Russia intends to cancel international roaming with Armenia, Kazakhstan, and Kyrgyzstan by 2025, Vedomosti reports, citing the Eurasian Economic Commission (EEC) survey application which was sent to all major mobile operators of the allied countries within the Eurasian Economic Union (EAEU) and to the Russian Federation’s Ministry of Economic Development.
In a letter sent to the EAEU communications providers, the EEC requested that they provide the commission by April 14 data on the number of their clients, the amount and cost of cellular services for mobile users from January 1, 2020, to December 31, 2022, as well as information on fair tariffs for cellular services in international roaming.

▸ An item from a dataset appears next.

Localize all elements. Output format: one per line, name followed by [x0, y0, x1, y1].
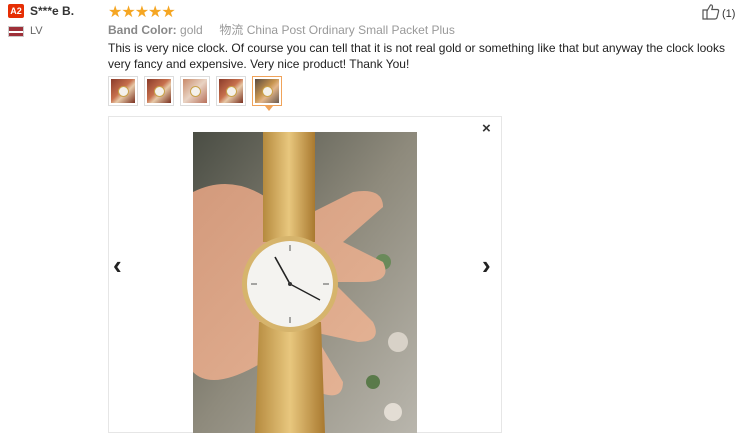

The request from the EEC was accompanied by a road map of roaming cancellation in the union under which the communications providers are requested to develop ‘rules of use of ‘fair communication services’ tariffs’ in the member states of EAEU by the end of 2024 and reduce the international interconnect rates on mobile services by 2025 while introducing in the same period corresponding tariffs for cellular services for users in the union’s countries.
After discussing the issue for several years, Russia and Belarus, which is also a member of the EAEU, agreed to abolish int’l roaming on the territory of the union state in September 2021.
The process was first agreed upon by the communications ministries of the two countries in 2018, after which they signed a roadmap in 2019. Now, Armenia, Kyrgyzstan, and Kazakhstan are next.
Representatives of Megafon, Russia’s second-largest mobile phone operator and the third-largest telecom operator, said that although the company is yet to calculate the net cost of tariffs and assess additional expenses, it is ready to consider the possibility of introducing comfortable tariffs for EAEU users.
Russia’s largest mobile network operator MTS, on the other hand, noted that the result of the road map, which includes logical stages of implementation, depends on the implementation of necessary measures by all participants but didn’t rule out income decrease in all communications providers due to the necessary innovations.
According to Denis Kuskov, CEO of Telecom Daily, the abolition of roaming on the territory of the EAEU is political in nature and aims to unite the member countries in a similar way to the one that has already been implemented in the EU.
EEC adopted its action plan on abolishing roaming charges in the EAUA in October 2021, which stipulated measures designed to enable mobile carriers’ direct interaction for handling international roaming traffic, to prevent, detect, and suppress fraud within their networks and to provide for organizing direct links between them.